The more I write (and it’s been a while since I’ve written regularly) the more themes seem to emerge from the ether. For instance I didn’t realise I had such an interest in birds but references to them seem to be appearing regularly in this journal. To wit, this weeks choice of I am a Bird Now. I guess even a cursory glance at the Journals title would have given something away but in all honesty “Goodbye Albatross” came about in response to a conversation with my 14-year-old son about Band names. I suggested “Goodbye Albatross” to which he demurred, well derided would be more accurate. Preferring the name “The Dead Links” (think computers) which is probably more where a 14-year-old with ideas of a garage band would be heading. Anyway not wanting to waste a good moniker I appropriated it for this blog. I’ve noticed my unwitting pre-occupation with birds popping up on various posts throughout these ramblings. To draw a long bow my Christian name was chosen by my Mother in admiration of the English poet Francis Brett Young, in particular one poem, The Swallows (insert here). Despite that I couldn’t tell you the difference between a Cockatoo and a Corella! Birds are still cool in my world though.

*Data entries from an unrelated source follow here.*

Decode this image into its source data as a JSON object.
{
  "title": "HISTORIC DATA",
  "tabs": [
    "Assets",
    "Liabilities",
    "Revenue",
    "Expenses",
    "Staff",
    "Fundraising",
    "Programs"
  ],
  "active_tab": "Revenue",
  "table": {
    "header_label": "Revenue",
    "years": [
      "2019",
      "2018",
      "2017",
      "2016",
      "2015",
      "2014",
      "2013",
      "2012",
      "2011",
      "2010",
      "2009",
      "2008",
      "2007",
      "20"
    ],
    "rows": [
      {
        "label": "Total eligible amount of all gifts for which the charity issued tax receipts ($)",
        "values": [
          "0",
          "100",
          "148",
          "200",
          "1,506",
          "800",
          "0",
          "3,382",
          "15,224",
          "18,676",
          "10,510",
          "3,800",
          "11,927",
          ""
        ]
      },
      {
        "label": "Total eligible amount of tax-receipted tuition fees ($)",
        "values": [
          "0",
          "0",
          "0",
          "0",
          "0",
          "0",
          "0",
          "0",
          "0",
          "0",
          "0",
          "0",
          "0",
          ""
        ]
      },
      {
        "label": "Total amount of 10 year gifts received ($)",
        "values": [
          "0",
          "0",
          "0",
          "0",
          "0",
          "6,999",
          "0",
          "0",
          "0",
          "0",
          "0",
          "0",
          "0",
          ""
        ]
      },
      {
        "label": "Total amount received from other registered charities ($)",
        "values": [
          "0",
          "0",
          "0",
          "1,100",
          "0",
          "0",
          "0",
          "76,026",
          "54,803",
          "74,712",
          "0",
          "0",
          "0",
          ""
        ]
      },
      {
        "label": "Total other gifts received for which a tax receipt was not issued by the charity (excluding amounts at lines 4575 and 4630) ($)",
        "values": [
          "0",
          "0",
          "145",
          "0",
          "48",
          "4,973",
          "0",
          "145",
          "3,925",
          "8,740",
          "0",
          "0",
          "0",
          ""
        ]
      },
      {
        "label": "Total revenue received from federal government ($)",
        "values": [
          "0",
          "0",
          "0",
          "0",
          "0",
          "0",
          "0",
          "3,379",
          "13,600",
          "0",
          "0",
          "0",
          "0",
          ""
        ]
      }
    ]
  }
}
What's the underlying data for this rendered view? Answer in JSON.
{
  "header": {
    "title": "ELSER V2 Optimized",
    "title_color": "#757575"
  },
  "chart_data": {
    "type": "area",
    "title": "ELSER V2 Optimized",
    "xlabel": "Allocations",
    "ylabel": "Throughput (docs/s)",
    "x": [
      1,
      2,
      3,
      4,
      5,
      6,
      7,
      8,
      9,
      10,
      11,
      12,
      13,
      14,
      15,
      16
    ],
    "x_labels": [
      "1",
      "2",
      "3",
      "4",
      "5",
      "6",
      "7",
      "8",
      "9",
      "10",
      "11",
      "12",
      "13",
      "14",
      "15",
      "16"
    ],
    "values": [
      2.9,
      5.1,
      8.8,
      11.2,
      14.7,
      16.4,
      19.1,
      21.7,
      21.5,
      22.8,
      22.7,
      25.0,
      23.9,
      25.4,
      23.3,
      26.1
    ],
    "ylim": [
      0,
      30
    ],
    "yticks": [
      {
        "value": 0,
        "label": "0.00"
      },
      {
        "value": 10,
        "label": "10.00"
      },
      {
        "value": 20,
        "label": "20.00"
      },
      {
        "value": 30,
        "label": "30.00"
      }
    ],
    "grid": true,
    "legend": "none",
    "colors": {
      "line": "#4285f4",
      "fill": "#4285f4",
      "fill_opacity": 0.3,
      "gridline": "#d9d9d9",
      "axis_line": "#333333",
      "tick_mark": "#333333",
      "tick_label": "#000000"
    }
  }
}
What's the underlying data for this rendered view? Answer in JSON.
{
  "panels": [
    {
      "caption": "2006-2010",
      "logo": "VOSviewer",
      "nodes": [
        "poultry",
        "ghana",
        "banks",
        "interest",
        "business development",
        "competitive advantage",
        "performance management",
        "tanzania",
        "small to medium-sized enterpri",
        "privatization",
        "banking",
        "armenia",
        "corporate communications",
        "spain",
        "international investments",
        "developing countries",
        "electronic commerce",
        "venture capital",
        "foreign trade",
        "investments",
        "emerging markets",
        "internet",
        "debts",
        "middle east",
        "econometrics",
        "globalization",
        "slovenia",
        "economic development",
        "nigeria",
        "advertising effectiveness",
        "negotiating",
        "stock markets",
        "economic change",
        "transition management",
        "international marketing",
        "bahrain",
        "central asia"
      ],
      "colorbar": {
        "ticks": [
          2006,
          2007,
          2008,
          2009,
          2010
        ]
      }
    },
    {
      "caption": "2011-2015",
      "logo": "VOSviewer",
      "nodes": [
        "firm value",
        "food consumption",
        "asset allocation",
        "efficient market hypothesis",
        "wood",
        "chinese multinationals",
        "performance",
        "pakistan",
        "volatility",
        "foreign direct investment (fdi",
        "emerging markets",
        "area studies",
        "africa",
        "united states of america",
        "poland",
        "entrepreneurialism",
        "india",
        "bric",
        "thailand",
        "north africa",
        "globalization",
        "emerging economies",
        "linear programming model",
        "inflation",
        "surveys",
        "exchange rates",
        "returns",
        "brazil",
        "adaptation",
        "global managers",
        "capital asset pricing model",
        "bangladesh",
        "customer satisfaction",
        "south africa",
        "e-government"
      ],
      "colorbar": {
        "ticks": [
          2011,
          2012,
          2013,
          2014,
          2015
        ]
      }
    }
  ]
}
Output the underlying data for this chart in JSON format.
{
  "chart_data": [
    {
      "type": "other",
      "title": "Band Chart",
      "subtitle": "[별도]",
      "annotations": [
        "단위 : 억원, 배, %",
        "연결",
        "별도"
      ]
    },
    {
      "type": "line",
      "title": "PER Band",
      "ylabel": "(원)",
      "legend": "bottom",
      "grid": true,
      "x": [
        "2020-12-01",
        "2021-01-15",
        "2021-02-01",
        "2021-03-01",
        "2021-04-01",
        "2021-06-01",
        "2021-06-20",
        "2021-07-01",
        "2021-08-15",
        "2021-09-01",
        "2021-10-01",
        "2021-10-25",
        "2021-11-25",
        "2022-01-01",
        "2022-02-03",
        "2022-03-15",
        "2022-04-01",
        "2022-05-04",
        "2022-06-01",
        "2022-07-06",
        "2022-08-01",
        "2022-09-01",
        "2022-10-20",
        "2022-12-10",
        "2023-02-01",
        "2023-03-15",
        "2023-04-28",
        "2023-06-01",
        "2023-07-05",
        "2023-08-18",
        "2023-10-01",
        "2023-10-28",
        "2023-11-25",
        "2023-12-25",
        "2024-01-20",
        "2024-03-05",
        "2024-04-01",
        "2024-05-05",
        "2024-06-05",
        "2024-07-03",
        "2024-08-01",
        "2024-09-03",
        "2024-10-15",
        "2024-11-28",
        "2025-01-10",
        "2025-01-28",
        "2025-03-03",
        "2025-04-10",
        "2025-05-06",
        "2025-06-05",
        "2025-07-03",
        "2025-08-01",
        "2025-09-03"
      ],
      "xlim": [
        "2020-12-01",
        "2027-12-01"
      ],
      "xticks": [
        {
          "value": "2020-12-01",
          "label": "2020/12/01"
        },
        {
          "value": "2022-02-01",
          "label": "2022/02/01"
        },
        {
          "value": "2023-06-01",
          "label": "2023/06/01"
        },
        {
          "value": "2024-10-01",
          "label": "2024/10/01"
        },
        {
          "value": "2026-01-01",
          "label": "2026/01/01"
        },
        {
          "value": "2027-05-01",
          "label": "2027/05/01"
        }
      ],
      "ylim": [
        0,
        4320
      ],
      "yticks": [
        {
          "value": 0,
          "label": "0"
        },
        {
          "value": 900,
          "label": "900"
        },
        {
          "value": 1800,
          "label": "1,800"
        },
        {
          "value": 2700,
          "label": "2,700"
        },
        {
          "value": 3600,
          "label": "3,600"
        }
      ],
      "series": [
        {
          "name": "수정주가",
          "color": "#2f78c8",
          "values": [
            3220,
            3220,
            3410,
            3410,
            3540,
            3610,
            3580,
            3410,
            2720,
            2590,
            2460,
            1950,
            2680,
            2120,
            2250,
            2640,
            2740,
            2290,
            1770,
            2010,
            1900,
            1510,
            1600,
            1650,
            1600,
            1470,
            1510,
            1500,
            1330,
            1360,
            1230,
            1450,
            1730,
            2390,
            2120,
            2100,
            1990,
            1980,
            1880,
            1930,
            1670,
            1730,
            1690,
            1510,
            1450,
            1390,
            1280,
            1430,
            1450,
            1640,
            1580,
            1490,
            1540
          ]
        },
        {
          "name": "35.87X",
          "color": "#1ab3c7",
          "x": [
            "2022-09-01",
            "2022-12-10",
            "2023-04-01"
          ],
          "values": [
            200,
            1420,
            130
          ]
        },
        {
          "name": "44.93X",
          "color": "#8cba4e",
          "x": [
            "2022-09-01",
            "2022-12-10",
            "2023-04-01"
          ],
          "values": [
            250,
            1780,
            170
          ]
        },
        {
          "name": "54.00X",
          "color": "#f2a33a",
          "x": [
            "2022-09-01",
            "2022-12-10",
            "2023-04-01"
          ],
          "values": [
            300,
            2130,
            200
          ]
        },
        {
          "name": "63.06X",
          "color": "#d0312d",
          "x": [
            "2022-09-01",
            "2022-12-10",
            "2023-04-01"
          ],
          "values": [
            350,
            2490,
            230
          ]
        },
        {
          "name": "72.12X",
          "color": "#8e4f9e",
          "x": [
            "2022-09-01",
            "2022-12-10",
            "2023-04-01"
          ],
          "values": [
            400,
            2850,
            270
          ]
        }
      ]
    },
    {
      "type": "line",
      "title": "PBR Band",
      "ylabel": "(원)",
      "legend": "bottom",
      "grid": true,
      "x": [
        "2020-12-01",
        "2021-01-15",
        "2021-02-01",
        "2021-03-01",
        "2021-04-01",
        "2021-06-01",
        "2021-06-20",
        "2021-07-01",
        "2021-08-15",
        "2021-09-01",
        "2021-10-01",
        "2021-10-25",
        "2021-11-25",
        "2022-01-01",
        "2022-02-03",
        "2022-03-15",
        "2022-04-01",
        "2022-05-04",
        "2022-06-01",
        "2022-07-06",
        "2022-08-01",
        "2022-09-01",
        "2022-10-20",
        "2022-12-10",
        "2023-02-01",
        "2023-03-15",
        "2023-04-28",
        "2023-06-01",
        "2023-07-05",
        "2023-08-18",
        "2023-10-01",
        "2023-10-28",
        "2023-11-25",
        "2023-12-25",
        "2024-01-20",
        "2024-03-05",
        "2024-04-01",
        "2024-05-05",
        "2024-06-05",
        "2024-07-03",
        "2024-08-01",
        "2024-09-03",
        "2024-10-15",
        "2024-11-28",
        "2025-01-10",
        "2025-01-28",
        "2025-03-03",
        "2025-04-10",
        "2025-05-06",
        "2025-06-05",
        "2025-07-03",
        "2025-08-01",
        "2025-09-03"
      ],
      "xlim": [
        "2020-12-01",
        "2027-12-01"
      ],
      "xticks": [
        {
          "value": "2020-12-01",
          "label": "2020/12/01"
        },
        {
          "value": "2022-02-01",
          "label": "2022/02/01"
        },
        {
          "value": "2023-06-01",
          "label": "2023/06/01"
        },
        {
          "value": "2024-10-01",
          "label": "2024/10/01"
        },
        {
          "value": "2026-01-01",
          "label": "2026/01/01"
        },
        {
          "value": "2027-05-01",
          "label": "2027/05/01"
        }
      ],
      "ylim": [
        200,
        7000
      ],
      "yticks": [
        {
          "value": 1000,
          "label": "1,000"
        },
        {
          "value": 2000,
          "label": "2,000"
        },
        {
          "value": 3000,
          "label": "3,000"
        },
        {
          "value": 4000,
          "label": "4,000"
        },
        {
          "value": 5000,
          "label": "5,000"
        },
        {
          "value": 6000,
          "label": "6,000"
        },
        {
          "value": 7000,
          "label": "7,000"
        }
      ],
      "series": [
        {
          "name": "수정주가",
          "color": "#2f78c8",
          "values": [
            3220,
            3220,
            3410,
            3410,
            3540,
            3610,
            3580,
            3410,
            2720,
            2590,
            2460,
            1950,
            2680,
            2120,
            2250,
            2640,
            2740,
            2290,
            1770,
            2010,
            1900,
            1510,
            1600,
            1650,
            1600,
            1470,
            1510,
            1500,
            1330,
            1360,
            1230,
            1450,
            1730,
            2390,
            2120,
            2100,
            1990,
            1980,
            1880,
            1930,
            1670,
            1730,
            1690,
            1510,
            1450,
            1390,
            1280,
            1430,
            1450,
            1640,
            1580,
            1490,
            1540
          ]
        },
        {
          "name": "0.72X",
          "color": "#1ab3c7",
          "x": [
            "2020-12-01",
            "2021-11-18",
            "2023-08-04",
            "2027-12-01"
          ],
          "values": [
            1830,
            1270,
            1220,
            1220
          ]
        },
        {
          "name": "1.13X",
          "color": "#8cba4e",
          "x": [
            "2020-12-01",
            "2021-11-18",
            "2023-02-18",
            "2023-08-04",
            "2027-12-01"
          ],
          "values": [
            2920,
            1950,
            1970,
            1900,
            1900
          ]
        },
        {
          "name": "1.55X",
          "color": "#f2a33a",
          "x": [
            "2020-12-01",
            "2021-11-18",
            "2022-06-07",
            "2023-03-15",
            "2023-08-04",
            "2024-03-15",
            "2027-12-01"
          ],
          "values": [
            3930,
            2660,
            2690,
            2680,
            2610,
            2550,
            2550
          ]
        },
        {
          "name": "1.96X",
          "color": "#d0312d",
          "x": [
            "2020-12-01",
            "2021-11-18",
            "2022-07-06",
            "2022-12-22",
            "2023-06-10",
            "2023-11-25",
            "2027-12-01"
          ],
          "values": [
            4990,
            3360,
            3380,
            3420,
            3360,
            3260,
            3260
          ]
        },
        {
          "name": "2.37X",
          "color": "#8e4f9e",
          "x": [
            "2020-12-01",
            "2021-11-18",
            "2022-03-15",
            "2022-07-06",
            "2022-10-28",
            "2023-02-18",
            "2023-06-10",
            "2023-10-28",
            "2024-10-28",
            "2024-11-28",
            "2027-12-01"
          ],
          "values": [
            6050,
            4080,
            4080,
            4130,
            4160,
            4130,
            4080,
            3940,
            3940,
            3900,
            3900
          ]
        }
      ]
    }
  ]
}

Moving on from all things ornithological.

I am a Bird Now took my breath away when I first heard it a few years back. I remember playing it in its entirety on the long commute out to Campbelltown. I have a clear recollection of pulling into the car park at work and dragging a colleague, Jim away from his running 4wd to listen to this “amazing singer”. It’s been a long time since someones voice so singular, so unique, so captivated.

I’ve probably struggled to get something down on paper with this album. I’ve read a lot of reviews on-line to try to make sense of why this music has lodged itself inside like a shard of glass. A few comments have stood out. “Baroque music” was one description that resonated. I’m not exactly sure what it, “Baroque” means but I get a sense of it in Antony’s music. The links to Lou Reed were also referenced in a lot of reviews. At the start of Antony Hegarty’s career, (he was originally a back-up vocalist for Lou Reed) Lou was his ‘champion’ for want of a better word. Once Antony’s star began to ascend and they were on a more even footing they toured together. Antony taking over the stage to perform his rendition of a song Lou wrote for the Velvet Underground, Candy Says (the image heading this week’s post is of “Candy Darling on her Death Bed”). Cementing the relationship on Antony’s debut Album is Lou Reed’s unmistakable vocals gracing Fistful of Love. But delving behind the collaborations with Mr Reed looms the figure of Andy Warhol. I’m guessing “Littl” Antony has drunk deeply from the “Factory” crucible, nodding his head to the Peroxide shocked, Savant of the Art world both stylistically & perhaps a little reverentially.

The obvious and immediate theme on I am a Bird Now is that of gender identity. It’s inescapable, a giant multi-limbed Gorgon with its tendrils running through all the lyrics. But and this is important; In taking this platform he is not manipulating controversy and its attendant fame like say, Madonna or Lady GaGa or even earlier, David Bowie. There is never a moment when you doubt the validity of Antony’s own questioning. The legitimacy of his pain, or the confusion, the fear and the loneliness that limp alongside the music. In the end the ambiguity about his Sexuality means little and the question of which gender he is addressing is meaningless.
Expecting to be alienated by themes that seem far removed from my pedestrian lifestyle in the suburbs I found myself connecting with these beautiful and  intimate revelations.

Standout songs are hard to pick. It is a very cohesive album that doesn’t lend itself to carving out songs like wedges from a block of cheese. Boy George acquits himself admirably on You are my Sister. The Gospel inspired pounding of the keyboards on What Can I Do, driving the song along in the absence of drums is just gorgeous.
It’s not immediately obvious but there is a lot of Joy throughout this album. Yes! His darker preoccupations capture your immediate attention but there is elation there too. In For Today I am a Boy, in Fistful of Love, in Free at Last.

There was a line in one of the many reviews I read, “Drowning in Antony’s Voice” and if one line can possibly sum up such a talent, then this one does so.

For more of Antony’s heavenly voice it’s hard to go past Candy Says. Watch it to the end and wait for Lou Reeds expression as the song wraps itself up. I think that he is lost for words. Part stunned, part admiration, part gratitude? I’m not sure which, perhaps it’s all of those emotions but it’s a lovely moment.